Broadband and the cuts

Broadband is reported today as having ‘survived the cuts‘.

Except that it hasn’t, of course. True, Bullingdon George outlined plans for £530m to encourage fibre investment in rural areas yesterday – albeit that £300m is pre-committed as part of the BBC licence fee, and which the Tories had said would be extended into the next licence fee period (and also now dictated settled), but the remaining element of which appears to be new money.

But in the face of the scale of the investment required to deliver next generation broadband rights across the country (about which I blogged below), and the need for the engaged involvement of the public sector if that is to happen outside the most profitable areas, let’s not kid ourselves that this is anything but a cut.

Public investment in fibre (again)

I blogged a few days ago about the public-private partnership lined up to provide high-speed broadband fibre throughout Cornwall and the Scilly Isles.

A couple more details have come to light here [paywall may be involved], albeit in the context of a weekly review on which the detail is scant. Essentially, however, the additional detail is that the take-up of broadband is 12% higher in Cornwall and the Scilly Isles than in the rest of the UK, which means that the risk of the investment to BT is a lot lower than otherwise; and the second is the comment from the development manager of the Cornwall Development Company (which is also involved with the project) that there is pent-up demand for high-speed broadband links in rural areas because of their isolation.

If true, this would turn conventional wisdom somewhat on its head (and we should also remember here that incoming money has made Cornwall, while still isolated, an awful lot less of a rural backwater than it used to be, which does make the county a more complex proposition).
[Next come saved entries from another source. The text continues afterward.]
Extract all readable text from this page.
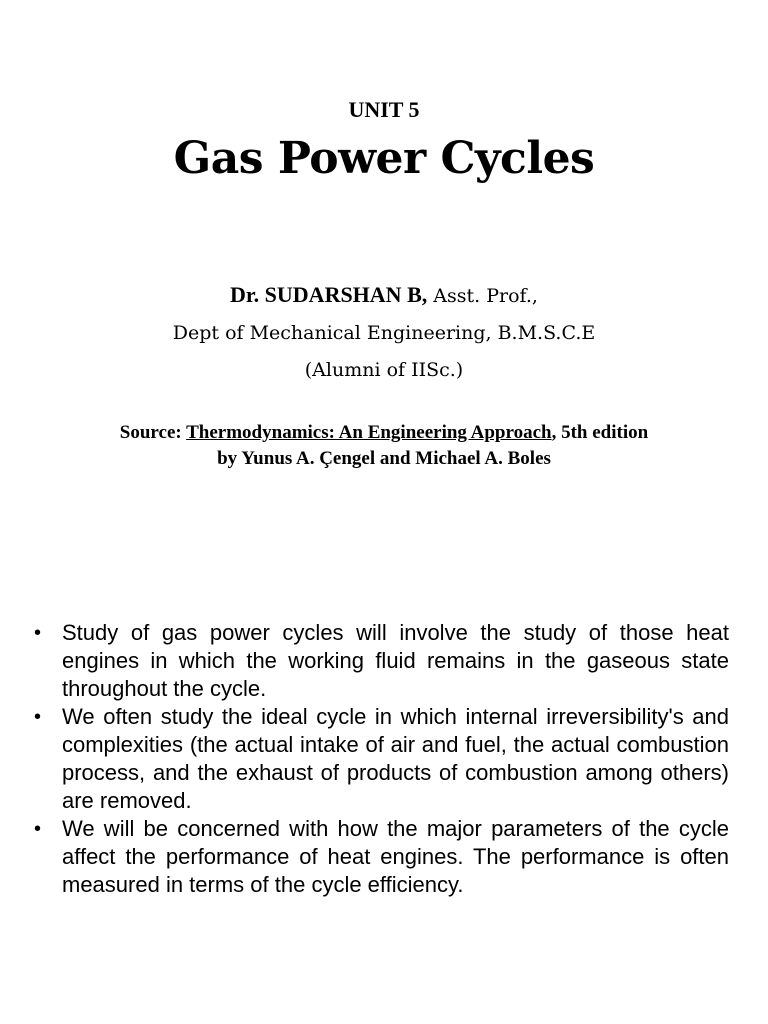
UNIT 5
Gas Power Cycles
Dr. SUDARSHAN B, Asst. Prof.,
Dept of Mechanical Engineering, B.M.S.C.E
(Alumni of IISc.)
Source: Thermodynamics: An Engineering Approach, 5th edition
by Yunus A. Çengel and Michael A. Boles
• Study of gas power cycles will involve the study of those heat engines in which the working fluid remains in the gaseous state throughout the cycle.
• We often study the ideal cycle in which internal irreversibility's and complexities (the actual intake of air and fuel, the actual combustion process, and the exhaust of products of combustion among others) are removed.
• We will be concerned with how the major parameters of the cycle affect the performance of heat engines. The performance is often measured in terms of the cycle efficiency.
Of course, it may not be true (and the CDC may well still be in hype mode). If it was true, however, then the £100/head of public money which is being used for the project would seem to be much less risky an investment in the sense that public authorities could have confidence that take-up would be high and that investment on this scale would seem to provide value. At the same time, this brings us a little closer to the ‘crowding out’ thesis of the right – i.e. that public investment would, in this situation, be more or less replacing private investment since it would be more likely that, where demand was likely to be high, the private sector would be more inclined to get involved.

We can probably discount this, on the evident fact that the private sector is not getting involved in fibre provision extending into the ‘final third’ (or, indeed, not even as far as this). Nevertheless, it does raise the suspicion that, if there is pent-up demand, not only is the economics of fibre in rural areas less tough than hitherto envisaged but also that the telcos may be withholding somewhat.

Intriguingly, the £100/head of public investment being provided by the ERDF indicates, if the Cornwall example is generalisable, that the 20.6m people in the ‘final third’ (on the basis of a UK population of some 61.8m) would cost £2.06bn in public finance as regards rolling out extensive fibre connections – almost exactly the £2bn that Steve Robertson, CEO of Openreach, had already indicated would be the public cost of achieving the government’s ambitions of having the best high-speed connections in Europe (or less, given that there is likely to be fewer than 20.6m people in the ‘final third’). This is an interesting comment, given that there is extensive fibre to the premises solutions envisaged in the Cornwall project, on what could be achieved with a relatively small amount of publicly-sourced finance.